Macaroona Fri 29-Jul-11 01:00:44

Junior conservatoire all the way! Even if you're not close to one, give them a call as they'll def want to help your talented little chap.

unitarian Fri 29-Jul-11 10:50:30

DD began with piano but then asked to start a woodwind instrument and, later, a string instrument. We were pleased about this because it meant she could join orchestras with all the social advantages of that.

Otherwise I doubt if we would have made the contacts we did with the local music service and, hence, learned about the junior conservatoire she eventually joined. (We are not musical parents.) Piano can be quite isolating. So you should encourage his desire to learn the oboe for this reason and also because oboists seem to be a bit thin on the ground so he will be very welcome in county orchestra, secondary school orchestra etc.

Another reason is that applicants to junior conservatoires such as Junior RNCM are expected to play two instruments (one can be voice) but the audition is really about how well they play their first study instrument. Playing the piano at the standard he already has achieved is a pretty good assurance of success at audition. Merely showing some promise with the second study should be sufficient.

The fees for junior conservatoire might seem high but, as I said, they have bursary schemes and by the time you add up the cost of private tuition for two or more instruments and music theory, accompanists for exams, sheet music etc etc it means you're not paying out all that much more even without a bursary. (You can borrow music from the college library instead of buying three books for an exam which he'll only need for one piece from each.) It also means you won't have to sit in your car outside a teacher's house for an hour two or three weekday evenings when he gets older.

The beauty of her going to conservatoire for me as a non-musician was that all the advice and guidance she needed was there under one roof and I never again had to search for an accompanist or a teacher or sheet music - or suffer the consequences of a bad choice!
DD also had an absolute ball every Saturday and then stepped into a ready-made social life by joining the orchestra at university.

JazminKennedy Fri 29-Jul-11 23:42:04

Hiya, my daughter, age 6 also palys the piano, i've had been looking for a piano tutor for a year now with no luck but just recently found someone who advertised on gumtree, a retired music teacher and charges £10 for 45 mins! grin

As unitarian said, contact your LEA, they do discounted lessons for £5 per 30 mins at local music centres. I was told my daughter had to be 8, gifted or not!hmm

CURIOUSMIND Tue 02-Aug-11 22:33:00

Hi,
Thank you guys, so many ideas!
I will certainly contact LEA and Junior conservatoire ,see what they can do.And we will certainly start on the second instrument soon.
Not sure whether this is anything to do with G&T register. Ds1 is registered on something else but not music , not yet.

unitarian Thu 04-Aug-11 00:10:32

You probably won't get much response from the conservatoires at this time of year but certainly go to an open day in the Autumn term. I think the open days are in November and auditions are in Feb/March for the following September. You can't apply for a bursary until he has been accepted so it is a bit of a leap in the dark. They are means tested but I should think you will qualify for one if you have a household income under £25k pa.

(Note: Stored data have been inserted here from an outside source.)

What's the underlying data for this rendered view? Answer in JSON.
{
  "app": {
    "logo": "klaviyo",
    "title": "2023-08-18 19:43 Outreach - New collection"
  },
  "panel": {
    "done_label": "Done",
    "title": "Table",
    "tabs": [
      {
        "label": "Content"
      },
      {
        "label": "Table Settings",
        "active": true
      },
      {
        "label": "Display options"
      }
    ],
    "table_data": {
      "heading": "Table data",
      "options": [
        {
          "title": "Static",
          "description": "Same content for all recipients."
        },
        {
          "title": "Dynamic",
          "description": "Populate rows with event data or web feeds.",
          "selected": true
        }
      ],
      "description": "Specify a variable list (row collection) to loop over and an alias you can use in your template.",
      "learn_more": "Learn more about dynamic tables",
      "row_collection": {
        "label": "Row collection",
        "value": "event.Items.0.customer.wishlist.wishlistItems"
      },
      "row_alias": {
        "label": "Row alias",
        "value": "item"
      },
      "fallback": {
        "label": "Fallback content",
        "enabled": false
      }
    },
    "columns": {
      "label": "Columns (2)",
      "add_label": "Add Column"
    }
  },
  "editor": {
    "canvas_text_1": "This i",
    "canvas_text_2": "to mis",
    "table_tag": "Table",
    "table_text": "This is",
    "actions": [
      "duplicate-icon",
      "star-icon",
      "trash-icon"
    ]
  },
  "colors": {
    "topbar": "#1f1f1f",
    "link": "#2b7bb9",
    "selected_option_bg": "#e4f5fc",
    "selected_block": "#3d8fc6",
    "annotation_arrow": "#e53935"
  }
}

The LEA people probably aren't all on holiday and August might be a good time to telephone. Ask for the Music Advisory Service. If you do choose the conservatoire route then entry to that would be a year away so you will need to find a teacher anyway until then.

Another hint that I cottoned onto too late is that there are many small local awards, some county council sponsored, for talented youngsters.
I didn't find the G&T register at all helpful but the ABRSM parents' forum is informative about all sorts of things.

CURIOUSMIND Sat 06-Aug-11 22:48:38

Unitarian,
We will soon rich enough to lose child benifit, but not rich enough to pay for these lessons easily.
Thanks a lot for your hints and tips. I will certainly look into them. So far , I found you have to be 8+ to apply for the local fund (up to £1000 a year), may be have to wait until his birthday, he is only 7 now.